= 1950 Concord state by-election =

Election result for Concord, New South Wales, Australia

A by-election was held for the New South Wales Legislative Assembly electorate of Concord on 11 February 1950 because of the death of Brice Mutton.
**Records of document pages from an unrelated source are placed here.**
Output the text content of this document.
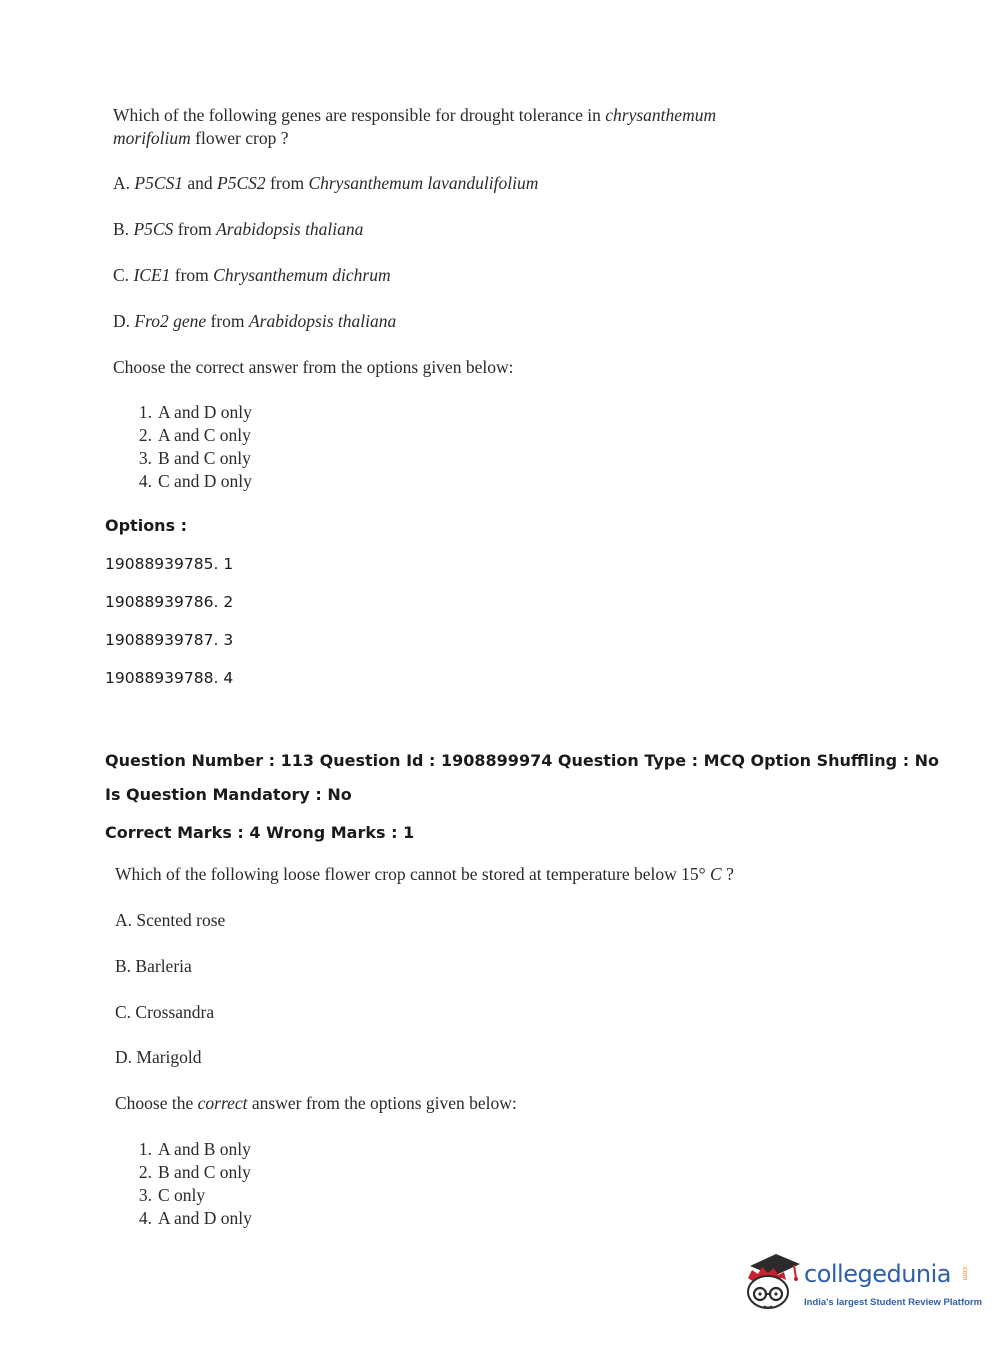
Which of the following genes are responsible for drought tolerance in chrysanthemum
morifolium flower crop ?
A. P5CS1 and P5CS2 from Chrysanthemum lavandulifolium
B. P5CS from Arabidopsis thaliana
C. ICE1 from Chrysanthemum dichrum
D. Fro2 gene from Arabidopsis thaliana
Choose the correct answer from the options given below:
1. A and D only
2. A and C only
3. B and C only
4. C and D only
Options :
19088939785. 1
19088939786. 2
19088939787. 3
19088939788. 4
Question Number : 113 Question Id : 1908899974 Question Type : MCQ Option Shuffling : No
Is Question Mandatory : No
Correct Marks : 4 Wrong Marks : 1
Which of the following loose flower crop cannot be stored at temperature below 15° C ?
A. Scented rose
B. Barleria
C. Crossandra
D. Marigold
Choose the correct answer from the options given below:
1. A and B only
2. B and C only
3. C only
4. A and D only
collegedunia .com
India's largest Student Review Platform
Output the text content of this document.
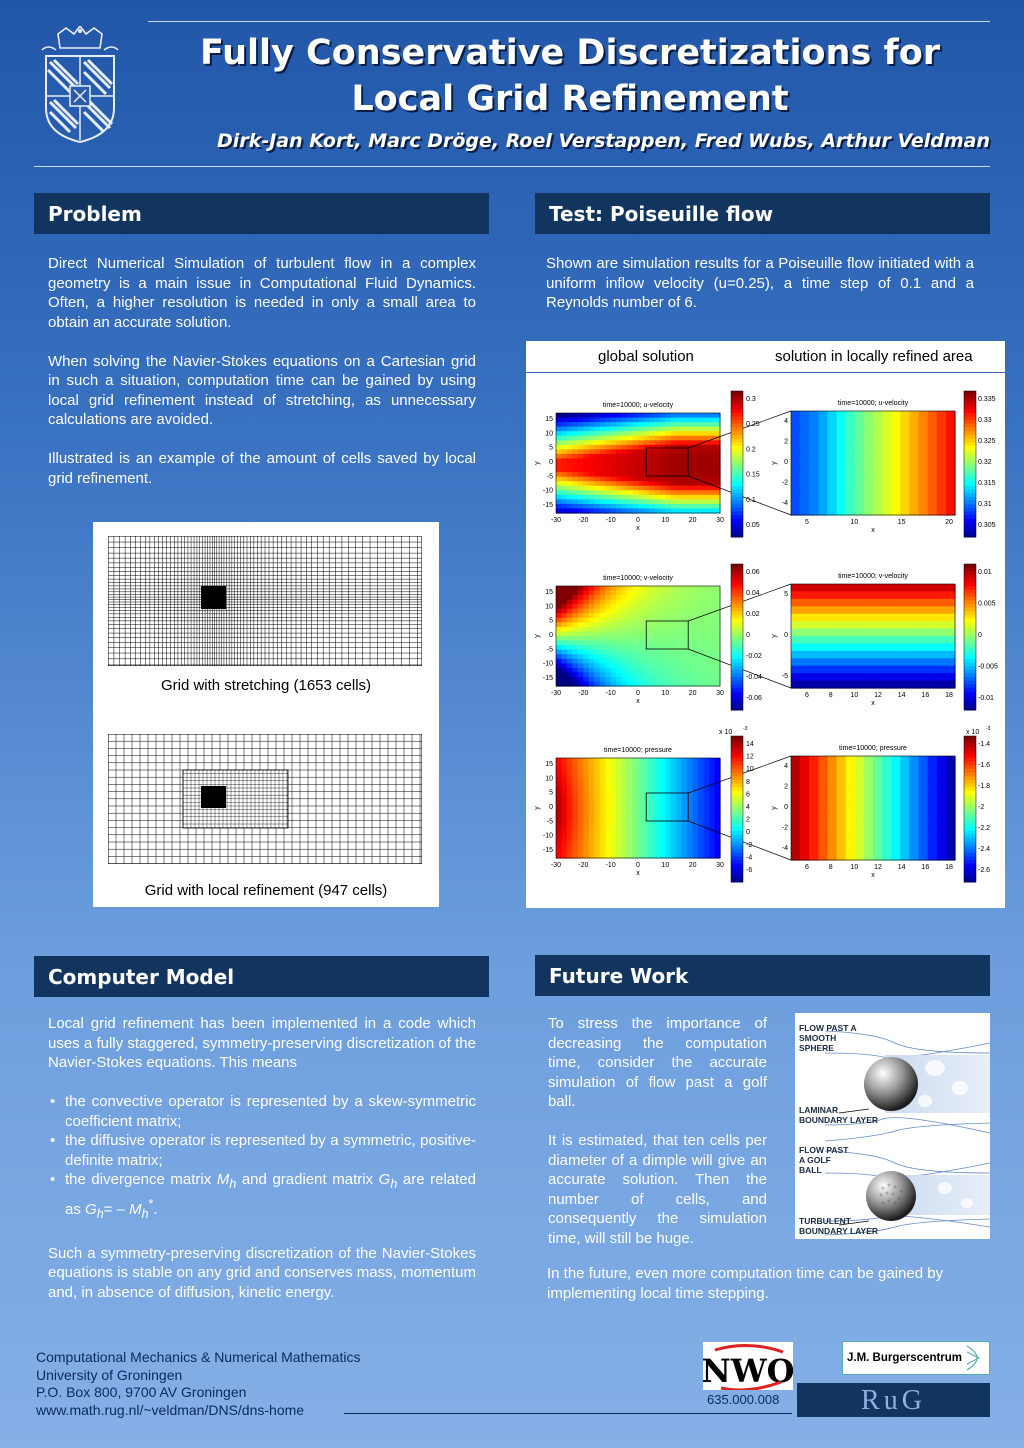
Fully Conservative Discretizations for
Local Grid Refinement
Dirk-Jan Kort, Marc Dröge, Roel Verstappen, Fred Wubs, Arthur Veldman
Problem

Direct Numerical Simulation of turbulent flow in a complex geometry is a main issue in Computational Fluid Dynamics. Often, a higher resolution is needed in only a small area to obtain an accurate solution.

When solving the Navier-Stokes equations on a Cartesian grid in such a situation, computation time can be gained by using local grid refinement instead of stretching, as unnecessary calculations are avoided.

Illustrated is an example of the amount of cells saved by local grid refinement.

Grid with stretching (1653 cells)
Grid with local refinement (947 cells)
Test: Poiseuille flow
Shown are simulation results for a Poiseuille flow initiated with a uniform inflow velocity (u=0.25), a time step of 0.1 and a Reynolds number of 6.
global solution	solution in locally refined area
time=10000; u-velocity
-30 -20 -10	0	10	20	30
x
15
10
5
0
-5
-10
-15
y
0.3
0.25
0.2
0.15
0.1
0.05
time=10000; u-velocity
5	10	15	20
x
4
2
0
-2
-4
y
0.335
0.33
0.325
0.32
0.315
0.31
0.305
time=10000; v-velocity
-30 -20 -10	0	10	20	30
x
15
10
5
0
-5
-10
-15
y
0.06
0.04
0.02
0
-0.02
-0.04
-0.06
time=10000; v-velocity
6	8	10 12 14 16 18
x
5
0
-5
y
0.01
0.005
0
-0.005
-0.01
time=10000; pressure
-30 -20 -10	0	10	20	30
x
15
10
5
0
-5
-10
-15
y
14
12
10
8
6
4
2
0
-2
-4
-6
x 10 -3
time=10000; pressure
6	8	10 12 14 16 18
x
4
2
0
-2
-4
y
-1.4
-1.6
-1.8
-2
-2.2
-2.4
-2.6
x 10 -3
Computer Model

Local grid refinement has been implemented in a code which uses a fully staggered, symmetry-preserving discretization of the Navier-Stokes equations. This means

• the convective operator is represented by a skew-symmetric coefficient matrix;
• the diffusive operator is represented by a symmetric, positive-definite matrix;
• the divergence matrix $M_h$ and gradient matrix $G_h$ are related as $G_h= - M_h^*$.

Such a symmetry-preserving discretization of the Navier-Stokes equations is stable on any grid and conserves mass, momentum and, in absence of diffusion, kinetic energy.

Future Work

To stress the importance of decreasing the computation time, consider the accurate simulation of flow past a golf ball.

It is estimated, that ten cells per diameter of a dimple will give an accurate solution. Then the number of cells, and consequently the simulation time, will still be huge.

In the future, even more computation time can be gained by implementing local time stepping.
FLOW PAST A SMOOTH SPHERE
LAMINAR BOUNDARY LAYER
FLOW PAST A GOLF BALL
TURBULENT BOUNDARY LAYER
Computational Mechanics & Numerical Mathematics
University of Groningen
P.O. Box 800, 9700 AV Groningen
www.math.rug.nl/~veldman/DNS/dns-home
NWO
635.000.008
J.M. Burgerscentrum
RuG
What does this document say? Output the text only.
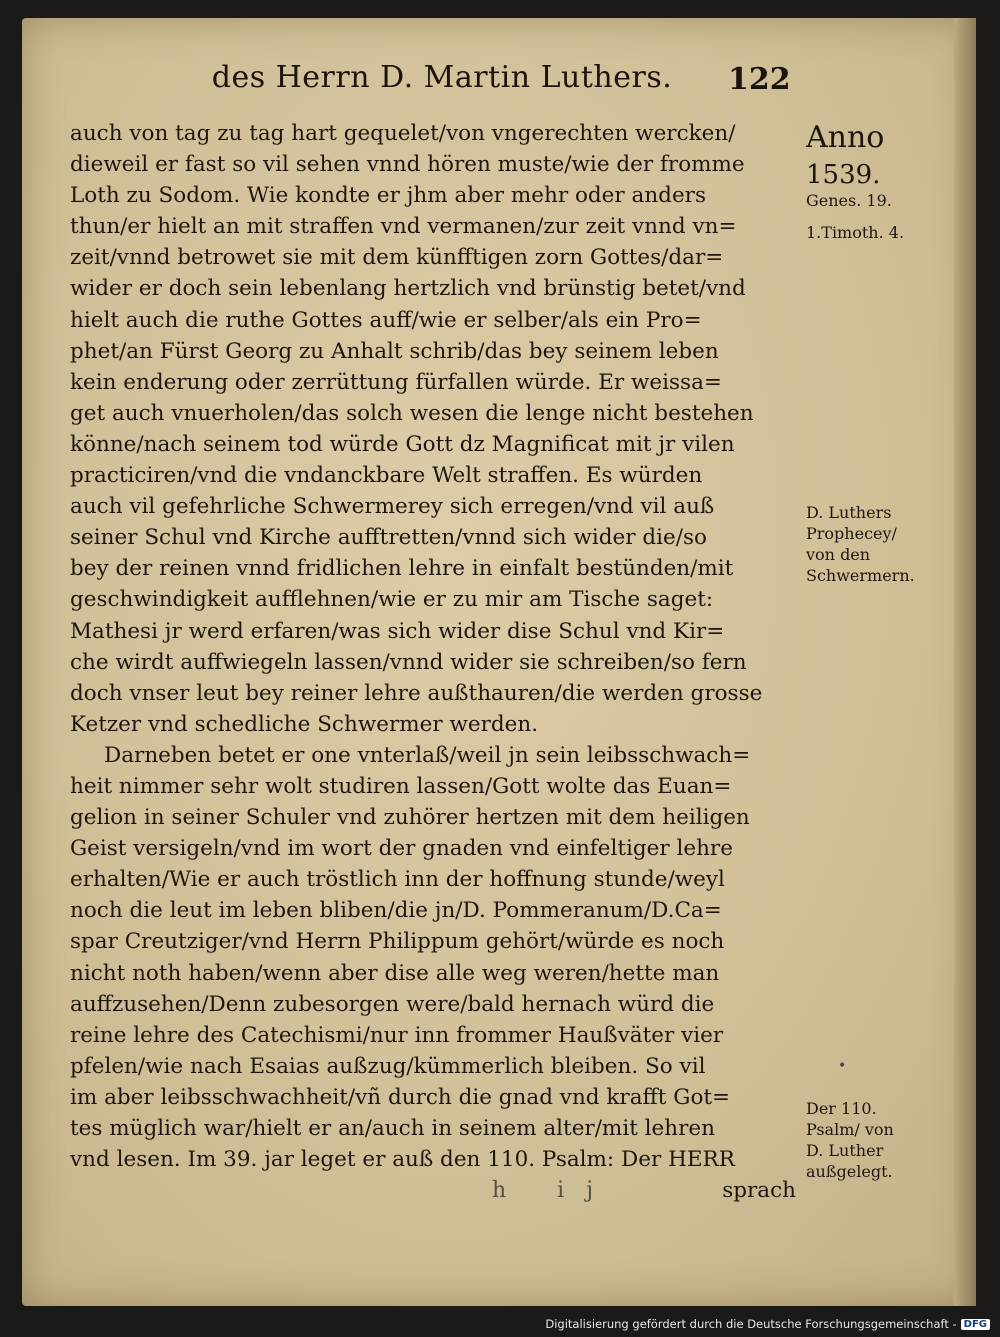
des Herrn D. Martin Luthers.	122
auch von tag zu tag hart gequelet/von vngerechten wercken/
dieweil er fast so vil sehen vnnd hören muste/wie der fromme
Loth zu Sodom. Wie kondte er jhm aber mehr oder anders
thun/er hielt an mit straffen vnd vermanen/zur zeit vnnd vn=
zeit/vnnd betrowet sie mit dem künfftigen zorn Gottes/dar=
wider er doch sein lebenlang hertzlich vnd brünstig betet/vnd
hielt auch die ruthe Gottes auff/wie er selber/als ein Pro=
phet/an Fürst Georg zu Anhalt schrib/das bey seinem leben
kein enderung oder zerrüttung fürfallen würde. Er weissa=
get auch vnuerholen/das solch wesen die lenge nicht bestehen
könne/nach seinem tod würde Gott dz Magnificat mit jr vilen
practiciren/vnd die vndanckbare Welt straffen. Es würden
auch vil gefehrliche Schwermerey sich erregen/vnd vil auß
seiner Schul vnd Kirche aufftretten/vnnd sich wider die/so
bey der reinen vnnd fridlichen lehre in einfalt bestünden/mit
geschwindigkeit aufflehnen/wie er zu mir am Tische saget:
Mathesi jr werd erfaren/was sich wider dise Schul vnd Kir=
che wirdt auffwiegeln lassen/vnnd wider sie schreiben/so fern
doch vnser leut bey reiner lehre außthauren/die werden grosse
Ketzer vnd schedliche Schwermer werden.
Darneben betet er one vnterlaß/weil jn sein leibsschwach=
heit nimmer sehr wolt studiren lassen/Gott wolte das Euan=
gelion in seiner Schuler vnd zuhörer hertzen mit dem heiligen
Geist versigeln/vnd im wort der gnaden vnd einfeltiger lehre
erhalten/Wie er auch tröstlich inn der hoffnung stunde/weyl
noch die leut im leben bliben/die jn/D. Pommeranum/D.Ca=
spar Creutziger/vnd Herrn Philippum gehört/würde es noch
nicht noth haben/wenn aber dise alle weg weren/hette man
auffzusehen/Denn zubesorgen were/bald hernach würd die
reine lehre des Catechismi/nur inn frommer Haußväter vier
pfelen/wie nach Esaias außzug/kümmerlich bleiben. So vil
im aber leibsschwachheit/vñ durch die gnad vnd krafft Got=
tes müglich war/hielt er an/auch in seinem alter/mit lehren
vnd lesen. Im 39. jar leget er auß den 110. Psalm: Der HERR
sprach
h ij
Anno
1539.
Genes. 19.
1.Timoth. 4.
D. Luthers
Prophecey/
von den
Schwermern.
•
Der 110.
Psalm/ von
D. Luther
außgelegt.
Digitalisierung gefördert durch die Deutsche Forschungsgemeinschaft - DFG
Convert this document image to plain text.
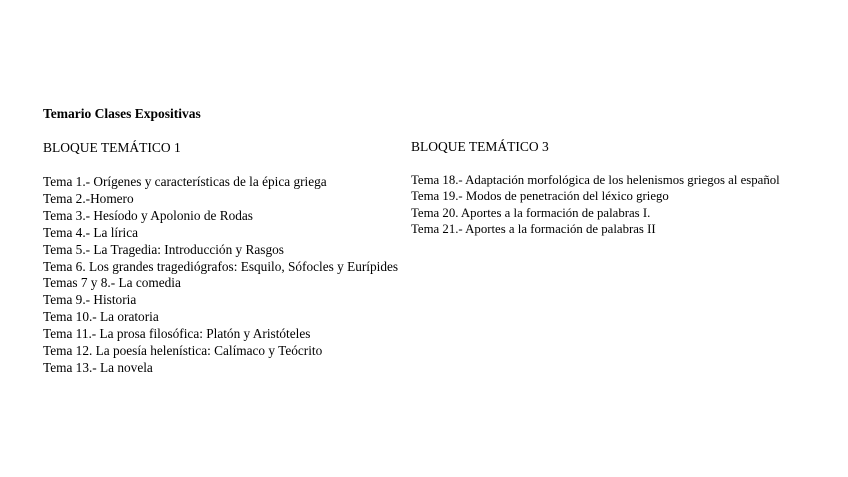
Temario Clases Expositivas
BLOQUE TEMÁTICO 1
Tema 1.- Orígenes y características de la épica griega
Tema 2.-Homero
Tema 3.- Hesíodo y Apolonio de Rodas
Tema 4.- La lírica
Tema 5.- La Tragedia: Introducción y Rasgos
Tema 6. Los grandes tragediógrafos: Esquilo, Sófocles y Eurípides
Temas 7 y 8.- La comedia
Tema 9.- Historia
Tema 10.- La oratoria
Tema 11.- La prosa filosófica: Platón y Aristóteles
Tema 12. La poesía helenística: Calímaco y Teócrito
Tema 13.- La novela
BLOQUE TEMÁTICO 3
Tema 18.- Adaptación morfológica de los helenismos griegos al español
Tema 19.- Modos de penetración del léxico griego
Tema 20. Aportes a la formación de palabras I.
Tema 21.- Aportes a la formación de palabras II
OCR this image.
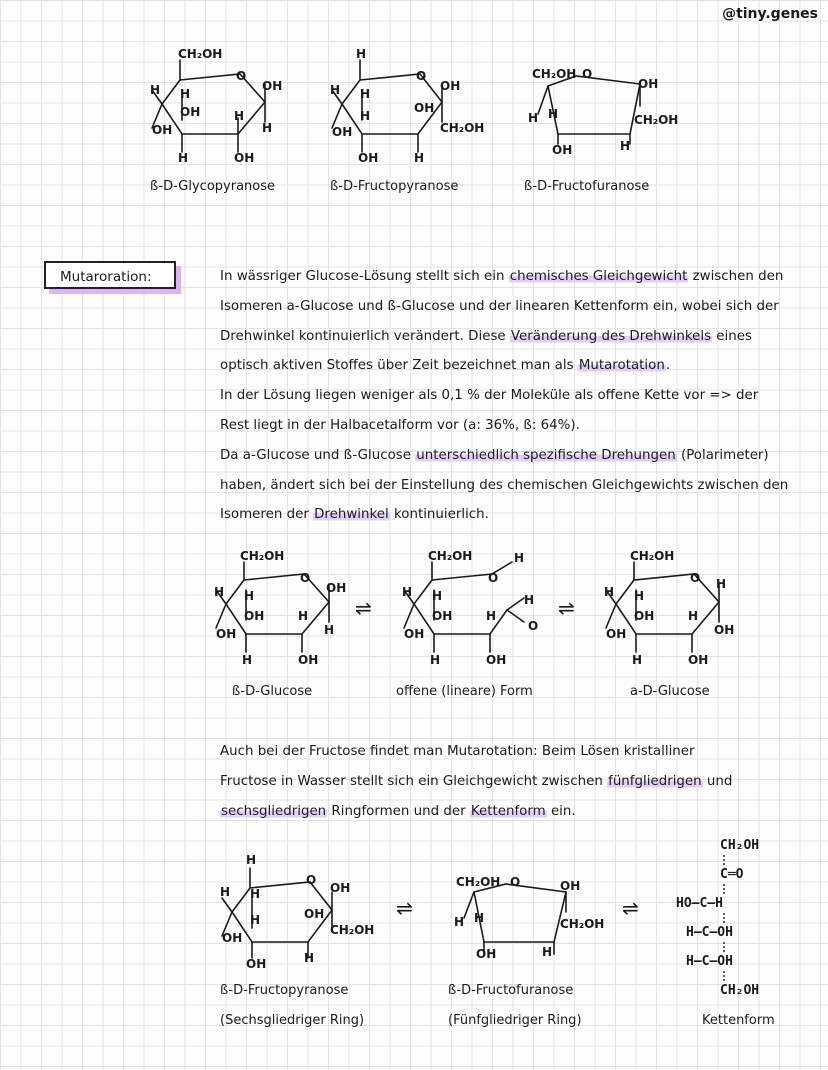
@tiny.genes
CH₂OH
O
OH
H H
OH
OH
H
H
H	OH
ß-D-Glycopyranose
H
O
OH
H H
H
OH
OH
CH₂OH
OH	H
ß-D-Fructopyranose
CH₂OH O
OH
H H	CH₂OH
OH	H
ß-D-Fructofuranose
Mutaroration:	In wässriger Glucose-Lösung stellt sich ein chemisches Gleichgewicht zwischen den
Isomeren a-Glucose und ß-Glucose und der linearen Kettenform ein, wobei sich der
Drehwinkel kontinuierlich verändert. Diese Veränderung des Drehwinkels eines
optisch aktiven Stoffes über Zeit bezeichnet man als Mutarotation.
In der Lösung liegen weniger als 0,1 % der Moleküle als offene Kette vor => der
Rest liegt in der Halbacetalform vor (a: 36%, ß: 64%).
Da a-Glucose und ß-Glucose unterschiedlich spezifische Drehungen (Polarimeter)
haben, ändert sich bei der Einstellung des chemischen Gleichgewichts zwischen den
Isomeren der Drehwinkel kontinuierlich.
CH₂OH
O
OH
H H
OH
OH
H
H
H	OH
⇌
CH₂OH
O
H
H H
OH
OH
H
H
O
H	OH
⇌
CH₂OH
O H
H H
OH
OH
H
OH
H	OH
ß-D-Glucose	offene (lineare) Form	a-D-Glucose
Auch bei der Fructose findet man Mutarotation: Beim Lösen kristalliner
Fructose in Wasser stellt sich ein Gleichgewicht zwischen fünfgliedrigen und
sechsgliedrigen Ringformen und der Kettenform ein.
H
O
OH
H H
H
OH
OH
CH₂OH
OH	H
⇌
CH₂OH O	OH
H H	CH₂OH
OH	H
⇌
CH₂OH
C═O
HO—C—H
H—C—OH
H—C—OH
CH₂OH
ß-D-Fructopyranose
(Sechsgliedriger Ring)
ß-D-Fructofuranose
(Fünfgliedriger Ring)	Kettenform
The by-elections for Armidale and Wollongong-Kembla were held on the same day.

==Dates==

| Date | Event |
|---|---|
| 7 December 1949 | Brice Mutton died. |
| 17 January 1950 | Writ of election issued by the Speaker of the Legislative Assembly and close of electoral rolls. |
| 23 January 1950 | Nominations |
| 11 February 1950 | Polling day, between the hours of 8 am and 8 pm |
| 18 March 1950 | Return of writ |

==Result==

1950 Concord by-election Saturday 11 February
| Party |  | Candidate | Votes | % | ±% |
|---|---|---|---|---|---|
|  | Liberal | John Adamson | 11,495 | 51.1 | +1.1 |
|  | Labor | Hector McDonald | 11,020 | 48.9 | −1.1 |
| Total formal votes |  |  | 22,515 | 98.9 | +0.8 |
| Informal votes |  |  | 258 | 1.1 | −0.8 |
| Turnout |  |  | 22,773 | 89.2 | −1.5 |
|  | Liberal hold |  | Swing | +1.1 |  |

The by-election was caused by the death of Brice Mutton.